Materials and Methods

[0293] 33 individuals with PD (mean age: 65.87.2, 4 women), 33 matched healthy controls (mean age: 64.27.5, 4 women) and 21 patients with Alzheimer's disease (AD) (mean age: 73.6 6.5, 12 women). All individuals with Alzheimer's Disease (AD) were at the early symptomatic stage, clinically classified as mild AD. Importantly, their diagnosis was biologically confirmed based on established AD biomarkers (CSF-based evidence of amyloid and tau pathology). Measuring nasal airflow and data processing was carried out as described in Example 1.

Results

[0294] As illustrated in FIGS. 12A-C, Parkinson's patients could be distinguished from healthy patients on the basis of nasal inhale respiration parameters.

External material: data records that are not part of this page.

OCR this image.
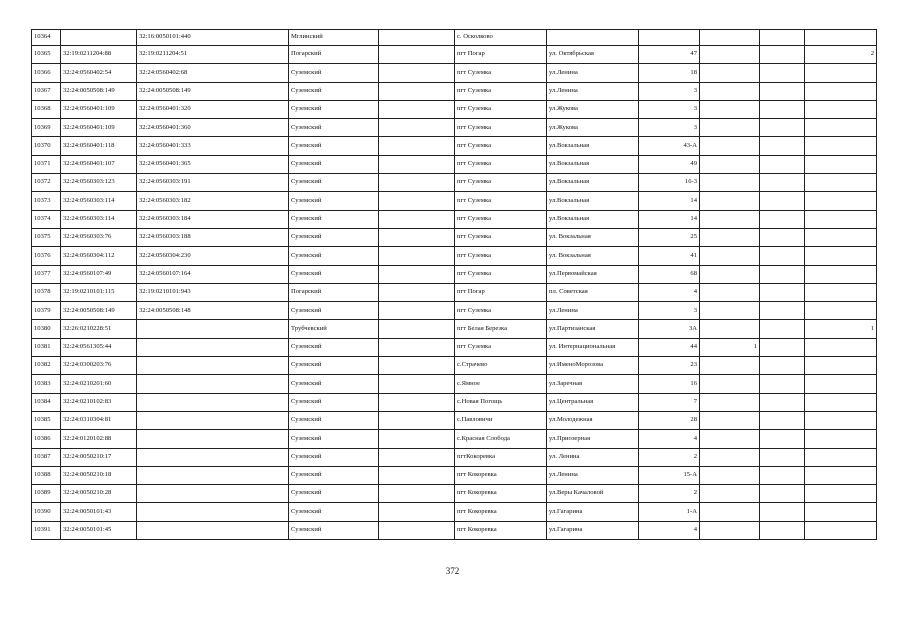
10364		32:16:0050101:440	Мглинский		с. Осколково					
10365	32:19:0211204:88	32:19:0211204:51	Погарский		пгт Погар	ул. Октябрьская	47			2
10366	32:24:0560402:54	32:24:0560402:68	Суземский		пгт Суземка	ул.Ленина	18			
10367	32:24:0050508:149	32:24:0050508:149	Суземский		пгт Суземка	ул.Ленина	3			
10368	32:24:0560401:109	32:24:0560401:320	Суземский		пгт Суземка	ул.Жукова	3			
10369	32:24:0560401:109	32:24:0560401:360	Суземский		пгт Суземка	ул.Жукова	3			
10370	32:24:0560401:118	32:24:0560401:333	Суземский		пгт Суземка	ул.Вокзальная	43-А			
10371	32:24:0560401:107	32:24:0560401:365	Суземский		пгт Суземка	ул.Вокзальная	49			
10372	32:24:0560303:123	32:24:0560303:191	Суземский		пгт Суземка	ул.Вокзальная	16-3			
10373	32:24:0560303:114	32:24:0560303:182	Суземский		пгт Суземка	ул.Вокзальная	14			
10374	32:24:0560303:114	32:24:0560303:184	Суземский		пгт Суземка	ул.Вокзальная	14			
10375	32:24:0560303:76	32:24:0560303:188	Суземский		пгт Суземка	ул. Вокзальная	25			
10376	32:24:0560304:112	32:24:0560304:230	Суземский		пгт Суземка	ул. Вокзальная	41			
10377	32:24:0560107:49	32:24:0560107:164	Суземский		пгт Суземка	ул.Первомайская	68			
10378	32:19:0210101:115	32:19:0210101:943	Погарский		пгт Погар	пл. Советская	4			
10379	32:24:0050508:149	32:24:0050508:148	Суземский		пгт Суземка	ул.Ленина	3			
10380	32:26:0210228:51		Трубчевский		пгт Белая Березка	ул.Партизанская	3А			1
10381	32:24:0561305:44		Суземский		пгт Суземка	ул. Интернациональная	44	1		
10382	32:24:0300203:76		Суземский		с.Страчево	ул.ИменоМорозова	23			
10383	32:24:0210201:60		Суземский		с.Ямное	ул.Заречная	16			
10384	32:24:0210102:83		Суземский		с.Новая Погощь	ул.Центральная	7			
10385	32:24:0310304:81		Суземский		с.Павловичи	ул.Молодежная	28			
10386	32:24:0120102:88		Суземский		с.Красная Слобода	ул.Приозерная	4			
10387	32:24:0050210:17		Суземский		пгтКокоревка	ул. Ленина	2			
10388	32:24:0050210:18		Суземский		пгт Кокоревка	ул.Ленина	15-А			
10389	32:24:0050210:28		Суземский		пгт Кокоревка	ул.Веры Качаловой	2			
10390	32:24:0050101:43		Суземский		пгт Кокоревка	ул.Гагарина	1-А			
10391	32:24:0050101:45		Суземский		пгт Кокоревка	ул.Гагарина	4			
372
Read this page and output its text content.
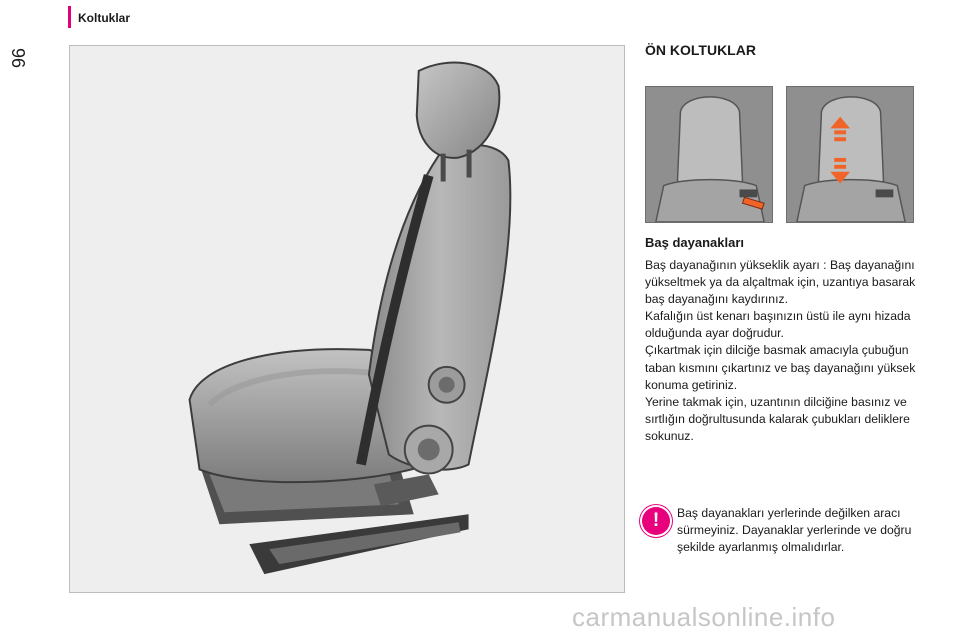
Koltuklar
96	ÖN KOLTUKLAR
Baş dayanakları

Baş dayanağının yükseklik ayarı : Baş dayanağını yükseltmek ya da alçaltmak için, uzantıya basarak baş dayanağını kaydırınız.

Kafalığın üst kenarı başınızın üstü ile aynı hizada olduğunda ayar doğrudur.

Çıkartmak için dilciğe basmak amacıyla çubuğun taban kısmını çıkartınız ve baş dayanağını yüksek konuma getiriniz.

Yerine takmak için, uzantının dilciğine basınız ve sırtlığın doğrultusunda kalarak çubukları deliklere sokunuz.

!	Baş dayanakları yerlerinde değilken aracı sürmeyiniz. Dayanaklar yerlerinde ve doğru şekilde ayarlanmış olmalıdırlar.
carmanualsonline.info
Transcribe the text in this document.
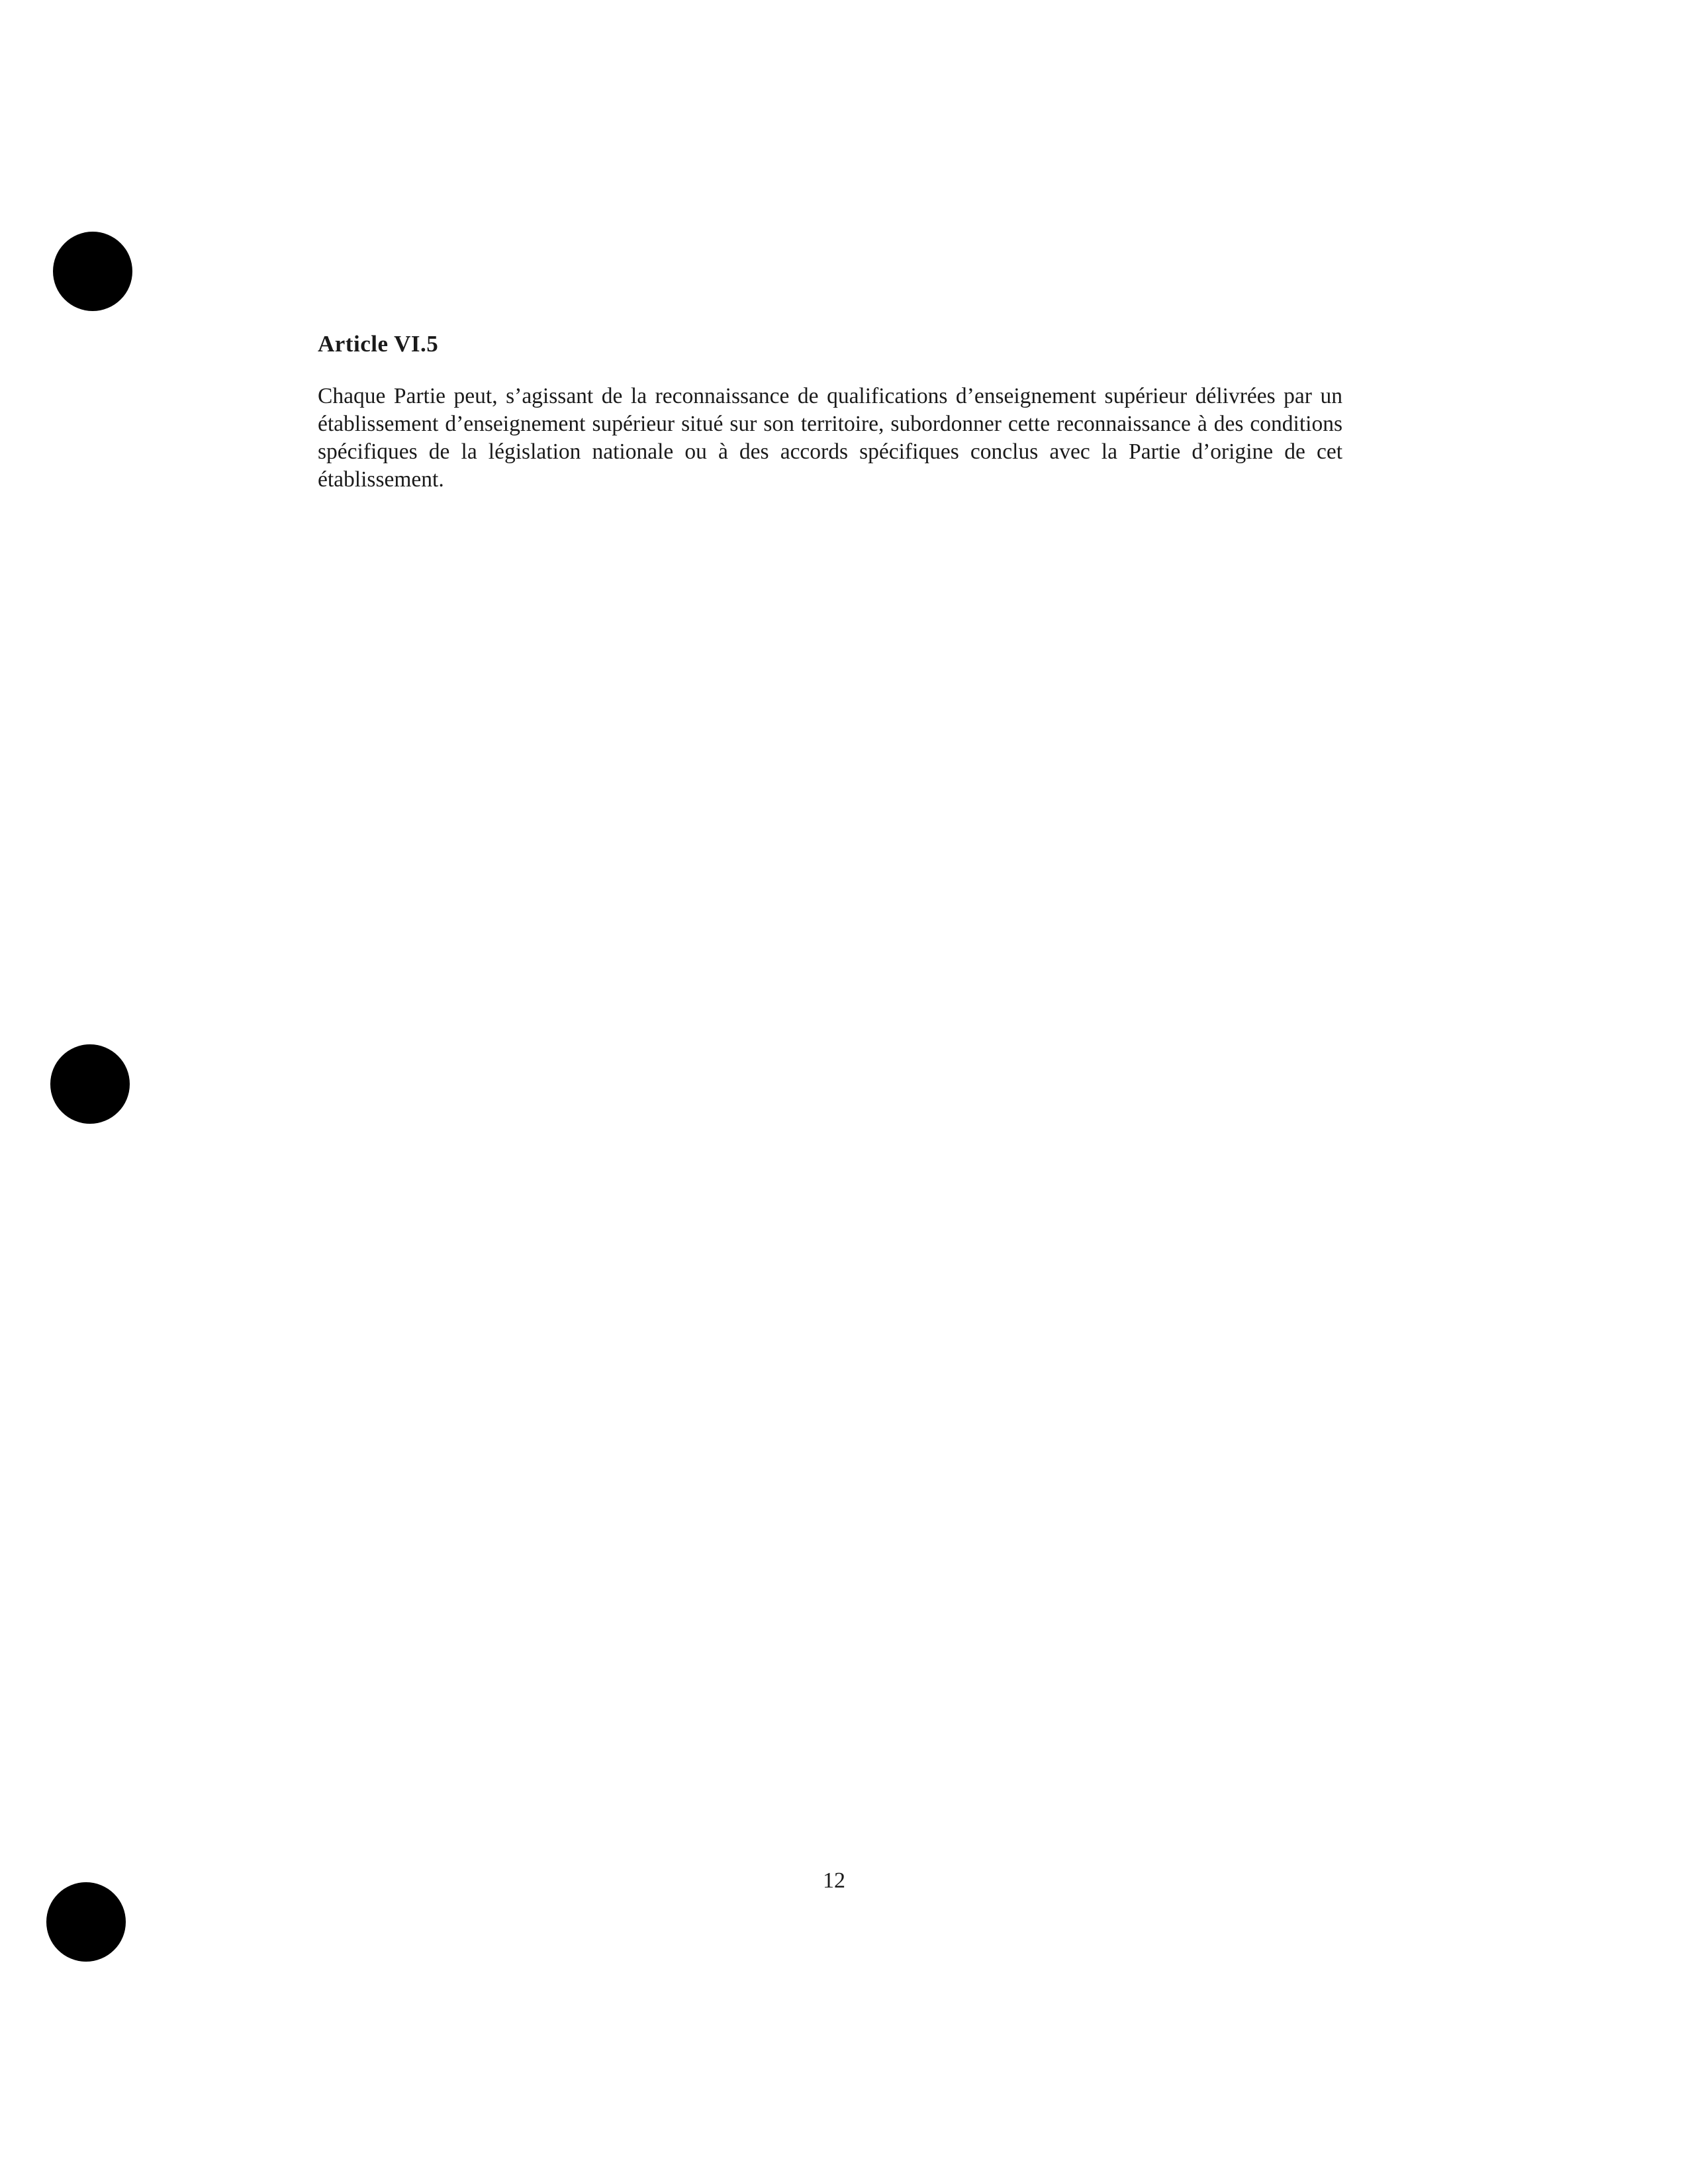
Article VI.5

Chaque Partie peut, s’agissant de la reconnaissance de qualifications d’enseignement supérieur délivrées par un établissement d’enseignement supérieur situé sur son territoire, subordonner cette reconnaissance à des conditions spécifiques de la législation nationale ou à des accords spécifiques conclus avec la Partie d’origine de cet établissement.

12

[0295] Breathing rate of Parkinson's patients was reduced compared to healthy subjects (FIG. 12A). Duty cycle inhale of Parkinson's patients was increased compared to healthy subjects (FIG. 12B). Duty cycle inhale pause was decreased in Parkinson's patients as compared to healthy subjects.

[0296] As illustrated in FIGS. 13A-B, both Parkinson's patients and Alzheimer's disease patients could be distinguished from healthy patients on the basis of nasal inhale respiration parameters.

[0297] Duty cycle exhale was increased in Parkinson's patients as compared to healthy subjects. Duty cycle exhale was increased in Alzheimer's patients as compared to healthy subjects. Furthermore, duty cycle exhale was increased in Alzheimer's patients as compared to Parkinson's patients (FIG. 13A).

[0298] Exhale duration was increased in Parkinson's patients as compared to healthy subjects. Exhale duration was increased in Alzheimer's patients as compared to healthy subjects. Furthermore, exhale duration was increased in Alzheimer's patients as compared to Parkinson's patients (FIG. 13B).

[0299] As illustrated in FIGS. 14A-B, exhale data correlated with MoCA score (severity).

[0300] Although the invention has been described in conjunction with specific embodiments thereof, it is evident that many alternatives, modifications and variations will be apparent to those skilled in the art. Accordingly, it is intended to embrace all such alternatives, modifications and variations that fall within the spirit and broad scope of the appended claims.

[0301] It is the intent of the applicant(s) that all publications, patents and patent applications referred to in this specification are to be incorporated in their entirety by reference into the specification, as if each individual publication, patent or patent application was specifically and individually noted when referenced that it is to be incorporated herein by reference. In addition, citation or identification of any reference in this application shall not be construed as an admission that such reference is available as prior art to the present invention. To the extent that section headings are used, they should not be construed as necessarily limiting. In addition, any priority document(s) of this application is/are hereby incorporated herein by reference in its/their entirety.